The petition shows that monitored Sonoran desert tortoise populations have declined by 51 percent since 1987, or about 3.5 percent annually. This was based on an analysis of population trends in monitored areas throughout the animal’s range in Arizona conducted by independent scientists that was commissioned by WildEarth Guardians.
Because the initial finding on the petition is positive, the Service must now undertake a review of the status of the species and make a decision based on that review. If the tortoises are listed under the Endangered Species Act, they would be protected from “take” (including killing and harassment) of individual tortoises, and the agency would have to develop a recovery plan to map out the steps that must be taken to reverse the population declines. The Service must also identify habitat critical to the conservation and recovery of the species. With today’s finding, the Service announced the beginning of a 60-day public comment period during which additional information can be submitted by agencies and the public. The comment period ends on October 27.
Livestock grazing is a significant threat to the Sonoran desert tortoise. More than half of the tortoise’s estimated range in Arizona is on federal public land (8,406,692 acres) and more than half of that public land is permitted for livestock grazing (on more than 200 grazing allotments). Grazing is even permitted on important desert tortoise habitat in designated wilderness and in the Ironwood Forest and Sonoran Desert national monuments--areas purportedly established for conservation purposes.

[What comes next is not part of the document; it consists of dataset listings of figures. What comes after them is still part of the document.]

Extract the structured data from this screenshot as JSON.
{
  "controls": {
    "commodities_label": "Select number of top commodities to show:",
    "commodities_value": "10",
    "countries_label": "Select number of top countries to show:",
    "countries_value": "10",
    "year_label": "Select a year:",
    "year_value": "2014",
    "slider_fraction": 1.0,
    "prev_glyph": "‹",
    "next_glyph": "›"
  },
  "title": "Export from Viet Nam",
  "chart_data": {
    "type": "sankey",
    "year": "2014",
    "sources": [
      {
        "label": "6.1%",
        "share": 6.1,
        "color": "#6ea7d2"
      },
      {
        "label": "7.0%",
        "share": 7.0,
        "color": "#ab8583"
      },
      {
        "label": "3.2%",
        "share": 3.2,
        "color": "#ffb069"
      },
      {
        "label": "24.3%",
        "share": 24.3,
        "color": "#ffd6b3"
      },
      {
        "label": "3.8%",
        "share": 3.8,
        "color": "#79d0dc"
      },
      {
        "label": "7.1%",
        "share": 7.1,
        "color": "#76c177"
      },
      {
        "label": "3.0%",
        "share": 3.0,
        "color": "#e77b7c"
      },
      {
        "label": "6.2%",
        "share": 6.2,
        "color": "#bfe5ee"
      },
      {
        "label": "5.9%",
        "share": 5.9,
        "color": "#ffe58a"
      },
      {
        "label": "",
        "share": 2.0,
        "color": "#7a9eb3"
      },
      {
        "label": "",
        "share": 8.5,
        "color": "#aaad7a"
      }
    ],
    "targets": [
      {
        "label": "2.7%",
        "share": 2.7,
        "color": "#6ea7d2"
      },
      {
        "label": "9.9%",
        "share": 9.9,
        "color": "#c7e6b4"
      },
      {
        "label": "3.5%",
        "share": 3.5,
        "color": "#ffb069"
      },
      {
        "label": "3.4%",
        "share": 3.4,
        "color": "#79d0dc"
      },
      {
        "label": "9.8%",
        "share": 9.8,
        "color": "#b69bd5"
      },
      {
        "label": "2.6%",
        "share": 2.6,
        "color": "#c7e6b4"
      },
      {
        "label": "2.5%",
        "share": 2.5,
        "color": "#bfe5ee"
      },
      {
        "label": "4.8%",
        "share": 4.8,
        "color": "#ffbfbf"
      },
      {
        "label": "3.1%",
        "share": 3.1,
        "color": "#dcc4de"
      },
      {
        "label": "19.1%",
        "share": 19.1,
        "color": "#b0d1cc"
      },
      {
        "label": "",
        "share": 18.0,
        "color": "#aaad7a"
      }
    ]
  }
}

The Sonoran desert tortoise has a number of characteristics that make it vulnerable to extinction. Tortoises do not reach sexual maturity until they are approximately 10-20 years old, and females produce only produce one clutch of eggs per year. Tortoise hatchlings have very soft shells, making them susceptible to predators and harsh weather. Tortoises depend on sufficient forage in a region that is heavily grazed by livestock and that is experiencing prolonged drought and effects of climate change. In today’s finding, the Service recognized the tortoises’ fragile existence, noting that the simple act of a human picking up a tortoise could cause the tortoise to urinate, which could jeopardize its life due to the resulting loss of water. Sonoran desert tortoises share their habitat with many other imperiled species, such as the lesser long-nosed bat and the cactus ferruginous pygmy owl, which would also enjoy benefits if this tortoise was listed under federal law.
WildEarth Guardians and Western Watersheds Project are conservation organizations with offices throughout the western United States, including in Arizona.